In some works by Albergaria and by Moscheta, the representation of natural elements such as seeds, trees, branches, and cut tree trunks give rise to drawings, photographs and prints, through various combinatorial devices and strategies in their spatial installation. All of these works are simultaneously material, process and result, as in the documental records made during 19th-century scientific expeditions through Brazil by traveling draftsmen and painters, whose notebooks these Oréades often recall.

In a video screening at the show (Marcelo Moscheta, Pau-Brasil, 4’30’’) hands use a pair of scissors to prune a branch, electronically reechoing the sound of each snip, while in a sculpture by Gabriela Albergaria a tree trunk appears cut in two, the empty space between the two parts filled by a beam of industrially fabricated wood. Two metaphors for the end of a text about a fractal exhibition, which is also an encounter of two artists, each with his or her own ideas, “for postponing the end of the world”**: as in fractal geometry, each one of their pieces can bring us very far, to a geography in which the relationships between nature and human action work in synergy, the latter not being the (self)destroyer of the former.
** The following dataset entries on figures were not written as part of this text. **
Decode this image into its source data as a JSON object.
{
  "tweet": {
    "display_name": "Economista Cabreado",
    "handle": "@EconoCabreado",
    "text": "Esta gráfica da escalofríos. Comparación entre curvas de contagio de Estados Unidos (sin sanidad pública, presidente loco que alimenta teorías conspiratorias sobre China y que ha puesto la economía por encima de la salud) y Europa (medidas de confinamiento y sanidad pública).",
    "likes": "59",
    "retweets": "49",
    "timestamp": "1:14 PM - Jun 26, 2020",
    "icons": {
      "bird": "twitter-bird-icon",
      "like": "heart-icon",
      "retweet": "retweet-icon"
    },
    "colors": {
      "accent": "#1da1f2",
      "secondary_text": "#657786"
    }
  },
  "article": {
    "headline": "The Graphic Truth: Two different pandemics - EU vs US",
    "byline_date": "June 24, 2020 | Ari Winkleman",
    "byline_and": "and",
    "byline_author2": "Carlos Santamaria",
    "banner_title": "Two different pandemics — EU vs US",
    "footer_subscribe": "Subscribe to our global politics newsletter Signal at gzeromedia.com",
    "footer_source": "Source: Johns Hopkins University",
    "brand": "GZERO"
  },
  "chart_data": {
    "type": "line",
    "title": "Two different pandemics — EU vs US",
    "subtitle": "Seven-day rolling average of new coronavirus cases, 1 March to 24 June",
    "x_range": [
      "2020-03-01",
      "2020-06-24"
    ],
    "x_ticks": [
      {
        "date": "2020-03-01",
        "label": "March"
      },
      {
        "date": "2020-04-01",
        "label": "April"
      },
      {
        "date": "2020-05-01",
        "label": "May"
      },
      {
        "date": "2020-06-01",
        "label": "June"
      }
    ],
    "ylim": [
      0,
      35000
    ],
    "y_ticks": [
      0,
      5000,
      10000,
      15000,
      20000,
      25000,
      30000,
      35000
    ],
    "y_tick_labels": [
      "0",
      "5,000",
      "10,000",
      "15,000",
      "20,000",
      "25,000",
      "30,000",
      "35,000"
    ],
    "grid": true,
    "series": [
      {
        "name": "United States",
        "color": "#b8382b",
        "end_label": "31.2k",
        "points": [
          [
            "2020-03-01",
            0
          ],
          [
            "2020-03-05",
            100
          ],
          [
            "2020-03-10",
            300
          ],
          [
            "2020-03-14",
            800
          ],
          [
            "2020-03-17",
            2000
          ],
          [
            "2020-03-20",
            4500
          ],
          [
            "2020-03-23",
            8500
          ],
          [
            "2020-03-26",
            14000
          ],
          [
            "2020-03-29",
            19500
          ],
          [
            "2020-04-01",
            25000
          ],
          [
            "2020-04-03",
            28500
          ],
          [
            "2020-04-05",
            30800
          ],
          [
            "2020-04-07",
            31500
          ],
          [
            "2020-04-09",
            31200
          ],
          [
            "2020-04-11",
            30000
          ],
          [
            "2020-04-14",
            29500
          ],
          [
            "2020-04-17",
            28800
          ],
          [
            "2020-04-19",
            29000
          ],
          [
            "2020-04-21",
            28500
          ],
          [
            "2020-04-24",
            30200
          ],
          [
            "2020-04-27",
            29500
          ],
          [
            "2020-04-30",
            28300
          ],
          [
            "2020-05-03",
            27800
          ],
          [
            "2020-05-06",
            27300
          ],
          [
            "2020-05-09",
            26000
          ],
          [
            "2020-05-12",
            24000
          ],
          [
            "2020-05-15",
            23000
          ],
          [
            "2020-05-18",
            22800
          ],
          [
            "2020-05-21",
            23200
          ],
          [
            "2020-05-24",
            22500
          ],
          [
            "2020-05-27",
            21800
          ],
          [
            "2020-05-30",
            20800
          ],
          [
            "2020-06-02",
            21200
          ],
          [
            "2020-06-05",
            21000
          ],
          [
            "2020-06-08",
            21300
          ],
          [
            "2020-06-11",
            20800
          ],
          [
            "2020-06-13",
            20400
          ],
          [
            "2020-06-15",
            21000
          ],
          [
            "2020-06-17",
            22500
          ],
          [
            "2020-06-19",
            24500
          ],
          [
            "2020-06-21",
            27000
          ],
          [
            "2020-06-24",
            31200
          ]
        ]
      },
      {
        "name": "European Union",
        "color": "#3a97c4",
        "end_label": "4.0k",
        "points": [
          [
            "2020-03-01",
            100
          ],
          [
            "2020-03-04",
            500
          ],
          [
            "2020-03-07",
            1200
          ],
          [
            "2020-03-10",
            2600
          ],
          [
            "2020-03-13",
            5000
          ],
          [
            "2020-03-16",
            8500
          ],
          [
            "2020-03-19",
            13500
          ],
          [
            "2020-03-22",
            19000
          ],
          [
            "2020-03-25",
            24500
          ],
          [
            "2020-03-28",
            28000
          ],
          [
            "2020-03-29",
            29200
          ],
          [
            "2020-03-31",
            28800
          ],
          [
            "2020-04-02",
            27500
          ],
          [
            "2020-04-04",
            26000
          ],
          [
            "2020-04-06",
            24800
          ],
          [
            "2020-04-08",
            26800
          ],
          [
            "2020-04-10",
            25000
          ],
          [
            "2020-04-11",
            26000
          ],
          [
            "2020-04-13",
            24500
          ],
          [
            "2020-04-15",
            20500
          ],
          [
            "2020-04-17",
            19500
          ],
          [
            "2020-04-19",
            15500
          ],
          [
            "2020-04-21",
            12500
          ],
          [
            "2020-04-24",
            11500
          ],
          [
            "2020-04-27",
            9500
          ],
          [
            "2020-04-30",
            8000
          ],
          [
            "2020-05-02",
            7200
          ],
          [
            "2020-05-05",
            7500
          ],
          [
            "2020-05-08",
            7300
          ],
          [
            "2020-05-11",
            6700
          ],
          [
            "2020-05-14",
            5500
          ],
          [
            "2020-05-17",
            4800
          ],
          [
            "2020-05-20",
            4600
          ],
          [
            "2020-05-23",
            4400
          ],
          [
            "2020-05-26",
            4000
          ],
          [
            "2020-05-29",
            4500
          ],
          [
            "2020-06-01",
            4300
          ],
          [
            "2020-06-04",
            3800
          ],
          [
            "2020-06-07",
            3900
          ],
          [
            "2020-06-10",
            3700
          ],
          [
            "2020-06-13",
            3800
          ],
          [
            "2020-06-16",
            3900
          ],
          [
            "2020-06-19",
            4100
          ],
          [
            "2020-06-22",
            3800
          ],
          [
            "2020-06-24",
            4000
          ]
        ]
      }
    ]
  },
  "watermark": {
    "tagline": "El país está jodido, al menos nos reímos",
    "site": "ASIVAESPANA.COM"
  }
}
In this exhibition, both artists construct “conversations” among their pieces which are revealed as other fascinating and subtle dialogues between their works and the place in which they are presented, between this place and the “sui generis” city that situates it, between the city and the Cerrado, in this fractal path which they invite us to discover. In both, the landscape is interiorized and updated, in two paths that revisit it as a genre and representation, but also as a cosmogony of an intimate voyage that conveys to us the awareness of its mysteries and our duty/becoming in the concern for its preservation. Nature and artifice are intertwined in the works of these two artists fully mindful that nature is an artifice that belongs to a human condition which is its ally. Traveling artists in a time of pandemic, an inopportune moment for either traveling or encounter, Gabriela Albergaria and Marcelo Moscheta protagonize and reinvent this place of encounter that art can reveal, in the rustlings of these Oréades that invite and now lead, to the ears of their “cousins” of the Brazilian Cerrado, the delicate subtlety of their collaborative, resistant and protective gestures. This is the path of enchantment that is now proposed to the visitor.



text for the catalogue of the exhibition Oréades  .  Embassy of Portugal in Brasília  .  
2021




* Cf. Alberto Carneiro, “Notas para um Manifesto de Arte Ecológica” in Alberto Carneiro – Exposição Antológica, Fundação Calouste Gulbenkian, Lisboa, 1991, p.62.

** Cf. Ailton Krenak, Ideias para adiar o fim do Mundo, Companhia das Letras, São Paulo, 2019.